Im Jahr 1739 wurde unwissentlich über dem Gewölbe des ehemaligen Kapitelsaals das katholische Pfarrhaus Mariä Himmelfahrt errichtet. Dabei handelt es sich um ein bis heute erhaltenes eingeschossiges, barockes Gebäude aus Naturstein mit Mansarddach.

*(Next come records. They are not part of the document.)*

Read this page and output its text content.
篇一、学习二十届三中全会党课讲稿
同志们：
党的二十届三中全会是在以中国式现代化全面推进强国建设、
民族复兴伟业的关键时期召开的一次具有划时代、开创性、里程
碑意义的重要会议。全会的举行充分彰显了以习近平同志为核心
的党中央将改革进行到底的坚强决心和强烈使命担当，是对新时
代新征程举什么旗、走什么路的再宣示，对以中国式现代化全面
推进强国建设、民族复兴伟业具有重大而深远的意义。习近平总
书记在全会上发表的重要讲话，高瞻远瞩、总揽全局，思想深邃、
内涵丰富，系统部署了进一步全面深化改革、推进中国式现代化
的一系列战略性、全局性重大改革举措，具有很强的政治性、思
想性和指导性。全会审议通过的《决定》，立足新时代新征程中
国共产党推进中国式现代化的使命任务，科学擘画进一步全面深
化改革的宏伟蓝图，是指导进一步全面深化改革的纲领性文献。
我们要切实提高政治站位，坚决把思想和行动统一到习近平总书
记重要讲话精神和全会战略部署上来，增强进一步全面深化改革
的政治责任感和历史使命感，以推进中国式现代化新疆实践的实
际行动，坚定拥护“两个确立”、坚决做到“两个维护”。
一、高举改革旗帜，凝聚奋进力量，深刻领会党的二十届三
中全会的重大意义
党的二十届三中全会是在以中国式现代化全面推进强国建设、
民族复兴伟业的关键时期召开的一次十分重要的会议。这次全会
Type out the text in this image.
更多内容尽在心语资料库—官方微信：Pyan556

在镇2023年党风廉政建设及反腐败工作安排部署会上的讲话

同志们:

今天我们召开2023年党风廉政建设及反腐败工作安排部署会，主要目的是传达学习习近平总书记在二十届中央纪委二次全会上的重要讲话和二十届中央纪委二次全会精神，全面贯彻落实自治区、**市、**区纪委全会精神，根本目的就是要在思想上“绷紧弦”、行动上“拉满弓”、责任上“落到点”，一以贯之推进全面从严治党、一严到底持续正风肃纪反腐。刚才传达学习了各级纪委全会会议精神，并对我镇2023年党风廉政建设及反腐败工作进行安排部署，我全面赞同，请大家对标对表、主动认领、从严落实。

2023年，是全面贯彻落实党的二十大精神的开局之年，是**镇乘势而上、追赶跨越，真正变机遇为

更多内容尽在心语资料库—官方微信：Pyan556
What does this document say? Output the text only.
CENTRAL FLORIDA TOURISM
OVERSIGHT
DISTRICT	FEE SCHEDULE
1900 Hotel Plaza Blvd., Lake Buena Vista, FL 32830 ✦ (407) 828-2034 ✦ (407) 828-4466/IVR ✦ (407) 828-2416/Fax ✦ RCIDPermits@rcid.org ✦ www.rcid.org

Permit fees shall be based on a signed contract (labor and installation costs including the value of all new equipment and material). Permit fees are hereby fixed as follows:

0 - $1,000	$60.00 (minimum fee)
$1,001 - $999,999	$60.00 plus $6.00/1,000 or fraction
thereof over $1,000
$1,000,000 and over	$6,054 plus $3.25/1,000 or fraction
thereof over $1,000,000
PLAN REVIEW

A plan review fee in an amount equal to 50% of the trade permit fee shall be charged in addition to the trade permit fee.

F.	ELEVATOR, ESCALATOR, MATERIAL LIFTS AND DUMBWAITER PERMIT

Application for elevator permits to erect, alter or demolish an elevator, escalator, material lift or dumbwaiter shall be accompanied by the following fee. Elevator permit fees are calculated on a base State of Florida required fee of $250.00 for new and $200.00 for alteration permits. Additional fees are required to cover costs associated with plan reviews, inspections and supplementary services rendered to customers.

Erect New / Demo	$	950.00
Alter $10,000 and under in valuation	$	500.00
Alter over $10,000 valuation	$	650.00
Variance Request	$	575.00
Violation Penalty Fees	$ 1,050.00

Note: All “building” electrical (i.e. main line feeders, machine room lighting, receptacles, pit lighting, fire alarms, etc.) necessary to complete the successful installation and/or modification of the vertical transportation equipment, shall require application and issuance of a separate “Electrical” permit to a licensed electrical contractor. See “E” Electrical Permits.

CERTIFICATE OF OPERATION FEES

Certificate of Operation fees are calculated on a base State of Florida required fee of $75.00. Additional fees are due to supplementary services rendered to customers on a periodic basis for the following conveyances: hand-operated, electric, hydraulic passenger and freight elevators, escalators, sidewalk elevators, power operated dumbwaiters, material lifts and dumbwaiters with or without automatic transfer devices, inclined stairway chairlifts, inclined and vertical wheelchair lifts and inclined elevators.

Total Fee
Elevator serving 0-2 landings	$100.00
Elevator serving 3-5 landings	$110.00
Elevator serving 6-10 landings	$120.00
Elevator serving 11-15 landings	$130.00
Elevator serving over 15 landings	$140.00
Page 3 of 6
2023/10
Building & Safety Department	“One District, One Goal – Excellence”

Der Kapitelsaal wurde erst, im Zuge der Sanierung des Pfarrhauses, im Jahr 1925 wiederentdeckt und ausgegraben. Veranlasst wurde dies durch den 1924 eingesetzten Pfarrer Wilhelm Rosch. Bei den Freilegungsarbeiten wurde außerdem das Grabmal von Philippus (1195-1225), dem vierten Abt des Klosters gefunden. Die Grabplatte sowie die sterblichen Überreste wurden 1954 in die Apsis der Abteikirche in Otterberg verlagert.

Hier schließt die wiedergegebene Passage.